Les sorties, les campements, permettent aux enseignants de passer inaperçus : ils emmènent leur joyeuse troupe à Taizé chez Roger Schutz (Frère Roger) et à Cormatin dans la propriété du général Armand Huyghé de Mahenge. Nous en reparlerons prochainement mais les deux hommes sont engagés et il est évident que, sous couvert de scoutisme, La Zim en profitait pour traiter aussi d’autres affaires plus importantes. Repéré, Roger Schutz repartira en Suisse et le général Huyghé de Mahenge sera déporté à Buchenwald en 1943. Il ne reviendra pas.

Vers la libération

Le 6 juin 1944, branle-bas de combat à La Prat’s. Les plus âgés quittent l’internat pour combattre. « Le 6 juin, avec mon groupe de résistants de La Prat’s, nous allions, sous les ordres du Lieutenant Schmitt, faire partie de ceux qui firent de Cluny la première ville libérée de Saône-et-Loire », se souviendra André Martin.

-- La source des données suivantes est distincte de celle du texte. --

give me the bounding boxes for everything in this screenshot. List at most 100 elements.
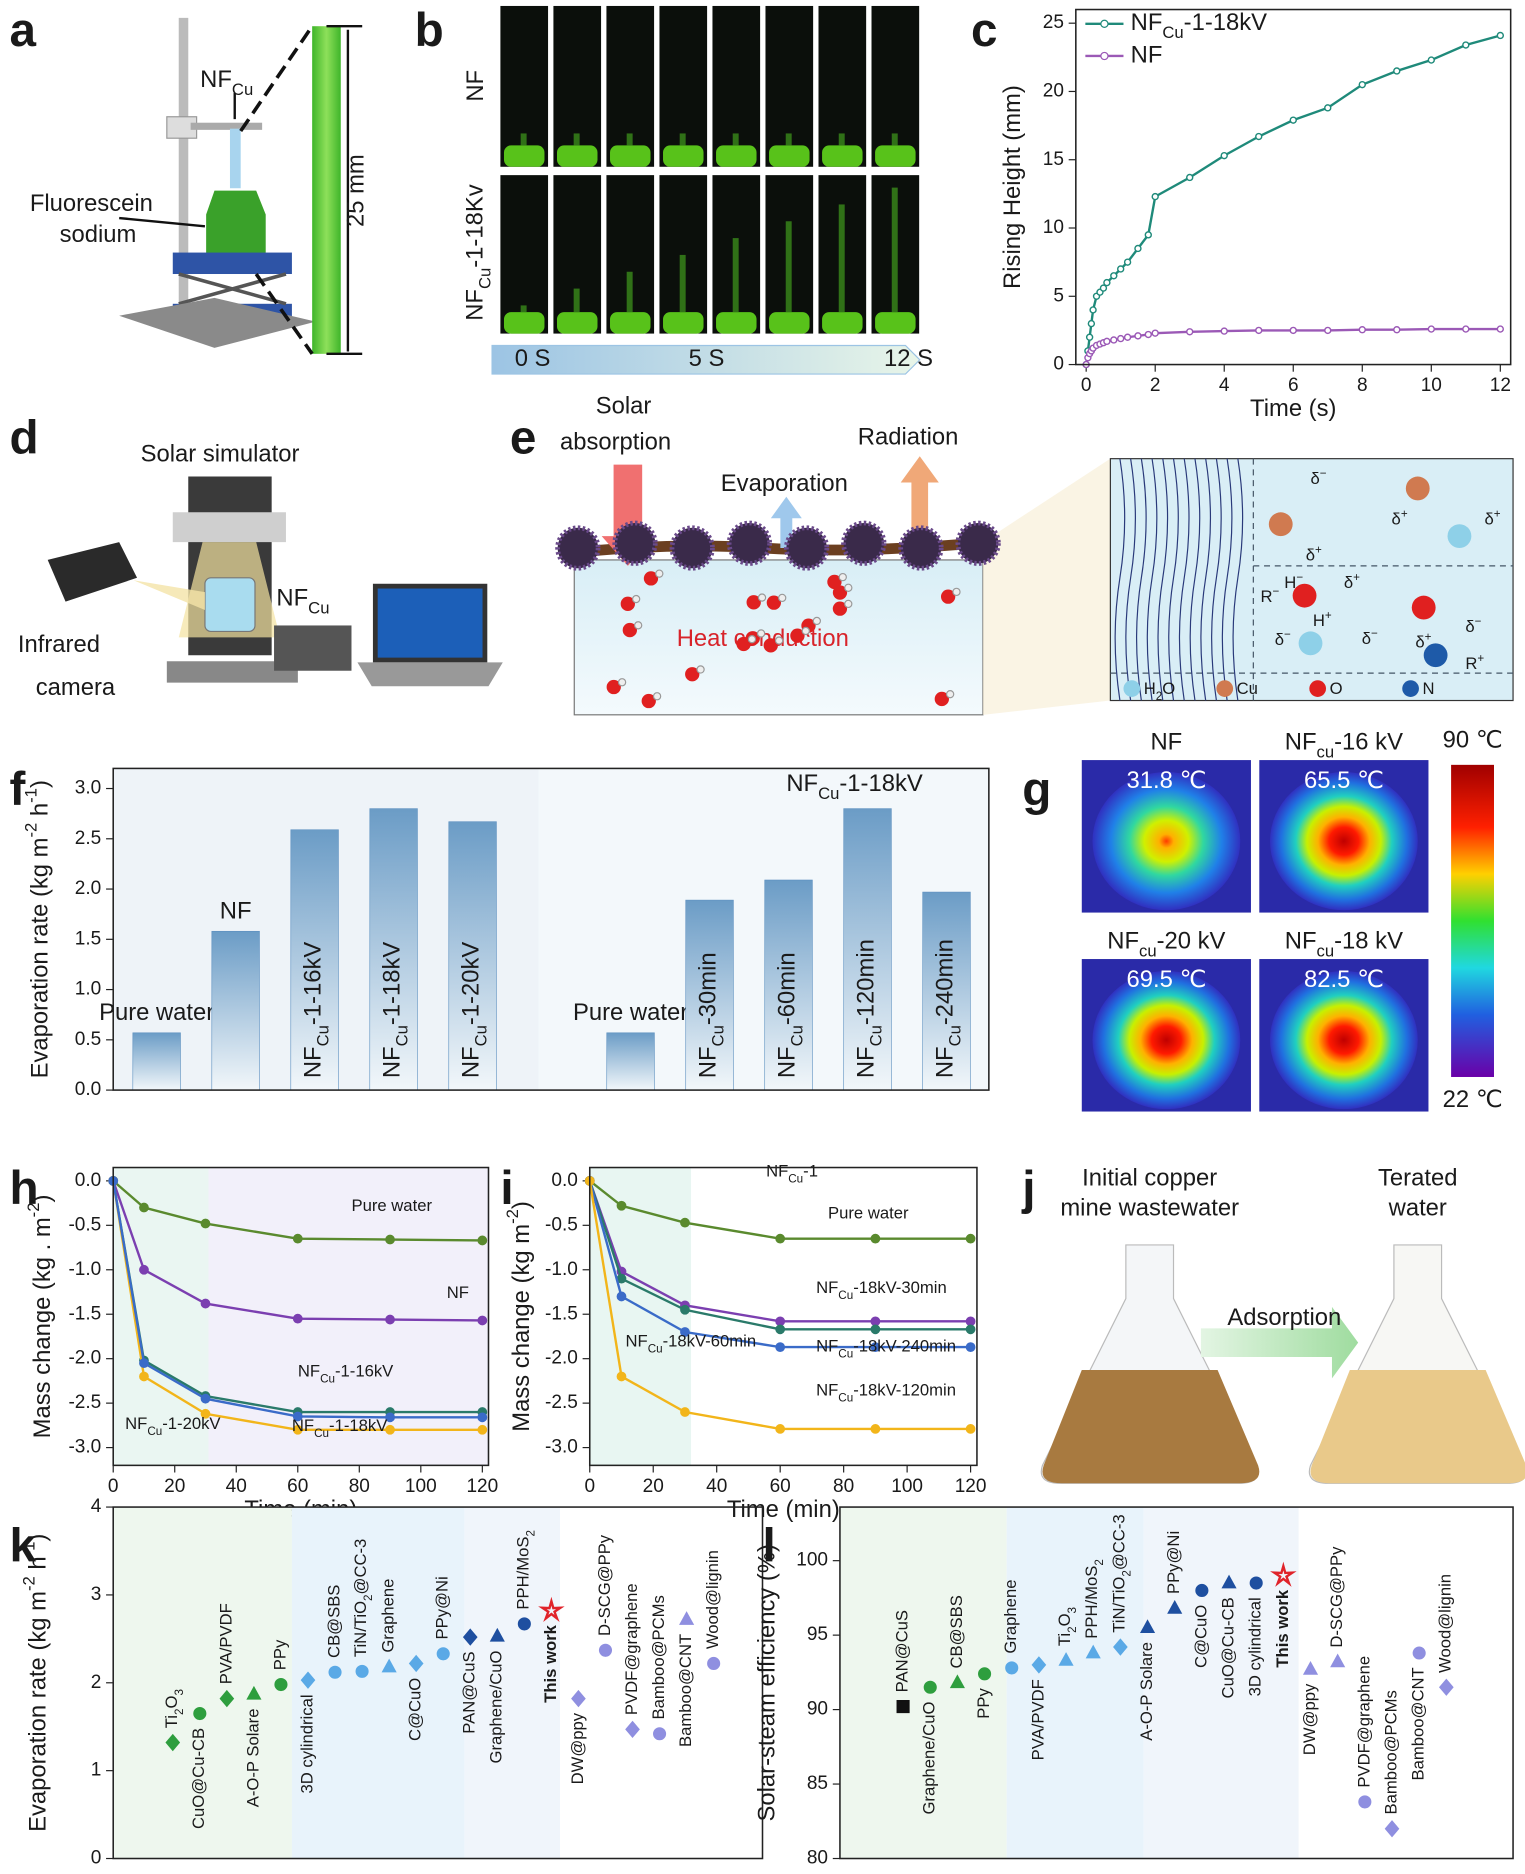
text-part: NF bbox=[1107, 928, 1139, 955]
dye-front bbox=[732, 133, 739, 146]
water-molecule bbox=[790, 628, 805, 643]
water-molecule bbox=[696, 665, 705, 674]
charge-label: δ− bbox=[1311, 467, 1327, 489]
dye-base bbox=[716, 145, 757, 167]
pointer bbox=[119, 216, 206, 228]
marker bbox=[1384, 1820, 1400, 1838]
marker bbox=[598, 1643, 613, 1657]
bar bbox=[132, 1032, 181, 1091]
balance bbox=[166, 661, 298, 683]
text-part: -20 kV bbox=[1157, 928, 1226, 955]
panel-letter: a bbox=[10, 4, 37, 57]
dye-front bbox=[573, 133, 580, 146]
dye-base bbox=[822, 145, 863, 167]
category-label: This work bbox=[541, 1624, 560, 1702]
text-part: -60min bbox=[774, 952, 801, 1025]
category-label: 3D cylindrical bbox=[297, 1694, 316, 1793]
category-label: NFCu-240min bbox=[932, 939, 965, 1078]
x-tick-label: 12 bbox=[1490, 375, 1511, 396]
marker bbox=[381, 1658, 397, 1673]
panel-letter: e bbox=[510, 411, 536, 464]
water-molecule bbox=[622, 622, 637, 638]
x-axis-label: Time (s) bbox=[1250, 395, 1336, 422]
marker bbox=[219, 1689, 235, 1708]
absorber bbox=[555, 525, 601, 571]
series-line bbox=[588, 1180, 971, 1349]
y-tick-label: 1.5 bbox=[75, 928, 101, 949]
category-label: C@CuO bbox=[1191, 1605, 1210, 1668]
x-tick-label: 60 bbox=[287, 1476, 308, 1497]
charge-label: R− bbox=[1260, 585, 1279, 607]
time-label: 0 S bbox=[515, 345, 551, 372]
fiber bbox=[1232, 458, 1244, 701]
category-label: 3D cylindrical bbox=[1246, 1597, 1265, 1696]
text-part: ) bbox=[29, 1195, 56, 1203]
point bbox=[1087, 319, 1096, 328]
fiber bbox=[1211, 458, 1222, 701]
bar bbox=[369, 808, 418, 1091]
text-part: NF bbox=[816, 1337, 838, 1356]
text-part: δ bbox=[1344, 573, 1353, 592]
marker bbox=[1113, 1638, 1128, 1656]
panel-letter: c bbox=[971, 4, 998, 57]
dye-base bbox=[875, 312, 916, 334]
text-part: NF bbox=[276, 585, 308, 612]
text-part: 3 bbox=[1066, 1607, 1079, 1613]
colorbar-label: 22 ℃ bbox=[1443, 1086, 1503, 1113]
water-molecule bbox=[655, 569, 664, 578]
point bbox=[1427, 325, 1435, 333]
marker bbox=[193, 1706, 207, 1721]
point bbox=[477, 1235, 488, 1246]
legend-atom bbox=[1309, 680, 1327, 697]
text-part: Cu bbox=[838, 1289, 853, 1302]
sample-label: water bbox=[1388, 1195, 1447, 1222]
marker bbox=[1167, 1599, 1183, 1614]
y-axis-label: Evaporation rate (kg m-2 h-1) bbox=[19, 1534, 51, 1832]
sample-label: mine wastewater bbox=[1060, 1195, 1239, 1222]
atom bbox=[1292, 583, 1317, 608]
series-line bbox=[112, 1180, 483, 1322]
point bbox=[385, 1412, 395, 1423]
point bbox=[1186, 173, 1194, 182]
atom bbox=[1298, 631, 1323, 656]
dye-front bbox=[838, 133, 845, 146]
point bbox=[1255, 326, 1263, 335]
marker bbox=[896, 1700, 910, 1714]
category-label: PPH/MoS2 bbox=[1083, 1559, 1106, 1639]
water-molecule bbox=[606, 679, 621, 695]
category-label: NFCu-120min bbox=[853, 939, 886, 1078]
text-part: NF bbox=[932, 1046, 959, 1078]
text-part: 2 bbox=[362, 1594, 375, 1600]
text-part: + bbox=[1401, 507, 1408, 520]
text-part: NF bbox=[300, 1046, 327, 1078]
dye-label: Fluorescein bbox=[30, 190, 153, 217]
dye-front bbox=[732, 238, 739, 313]
dye-front bbox=[520, 305, 527, 313]
arm bbox=[190, 122, 263, 130]
water-molecule bbox=[774, 636, 784, 645]
x-tick-label: 100 bbox=[891, 1476, 923, 1497]
point bbox=[680, 1327, 690, 1337]
plot-bg bbox=[291, 1507, 465, 1859]
category-label: PVA/PVDF bbox=[1028, 1679, 1047, 1760]
thermal-spot bbox=[1270, 771, 1418, 911]
annotation: NFCu-1-18kV bbox=[786, 770, 923, 803]
marker bbox=[165, 1733, 181, 1752]
point bbox=[1220, 151, 1228, 160]
series-line bbox=[112, 1180, 483, 1431]
text-part: NF bbox=[200, 66, 232, 93]
panel-letter: g bbox=[1022, 763, 1051, 816]
water-molecule bbox=[934, 691, 949, 707]
text-part: 2 bbox=[172, 1708, 185, 1714]
text-part: NF bbox=[786, 770, 818, 797]
text-part: R bbox=[1260, 587, 1272, 606]
category-label: Pure water bbox=[573, 999, 688, 1026]
plot-bg bbox=[113, 1507, 292, 1859]
marker bbox=[707, 1656, 721, 1671]
panel-letter: d bbox=[10, 411, 39, 464]
fiber bbox=[1178, 458, 1190, 701]
category-label: Ti2O3 bbox=[1055, 1607, 1078, 1646]
point bbox=[139, 1264, 149, 1275]
marker bbox=[679, 1611, 695, 1625]
y-tick-label: 2 bbox=[91, 1672, 102, 1693]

Albert Schmitt prendra le commandement d’un groupe de maquisards installé au col du Loup protégeant le nord de Cluny. Dans la nuit du 10 au 11 août (bataille de Cluny), rentrant d’une réunion au P.C. du Commandant L. Bazot, il a emmené la moitié du groupe en reconnaissance dans le secteur de Bourgvilain. Laissant ses compagnons derrière lui, il a tenté une reconnaissance. Les Allemands postés près de l’église l’ont aperçu, arrêté et tué. Au combat de Cluny, la compagnie formée par les anciens du groupe du Loup prendra le nom de Compagnie Schmitt.

Bourgvilain : stèle Albert Schmitt.

Marta Baumgartner n’apprendra le décès de son fiancé qu’en décembre 1944.

Marta Baumgartner, 3 oct. 2015 à La Prat’s. © Léa Aujal.


[1] Poujol, Jacques. Protestants dans la France en guerre 1939-1945. Paris : Les éditions de Paris Max Chaleil, 2000, 301 p., p. 265. Branche regroupant la tranche d’âge des jeunes de 17 à 25 ans.

[2] Riondet, Xavier. « Les origines des Cahiers pédagogiques en 1945 », Les Sciences de l’éducation – Pour l’Ère nouvelle, vol. vol. 46, no. 3, 2013, pp. 113-136.

[3] Le chef du clan « interfédéral » de 1940 à 1942 était Paul Degrange, responsable en Saône et Loire des Amitiés Scouts et guides ; l’effectif du clan était de 10 routiers, 5 S.D.F. et 5 E.D.F.

[4] Témoignage de Jean Livrozet in : Une jeunesse engagée: documents et témoignages sur le scoutisme laïque pendant la guerre 1939-1945. Association des anciens éclaireurs et éclaireuses (France)- Accent du Sud Éd., 2003 – 191 pages

[5] Il finira sa carrière comme directeur du collège technique de St Nazaire (1951) puis au lycée technique d’Epinal.

[6] Éclaireur Unioniste, association d’origine protestante.

[7] http://www.histoire-du-scoutisme-laique.fr/la-periode-la-guerre-39-45/20-jean-esteve-les-edf-pendant-la-seconde-guerre-mondiale.html

[8] Voir l’article sur le lycée Lamartine « Avoir 16 ans en 1941 ».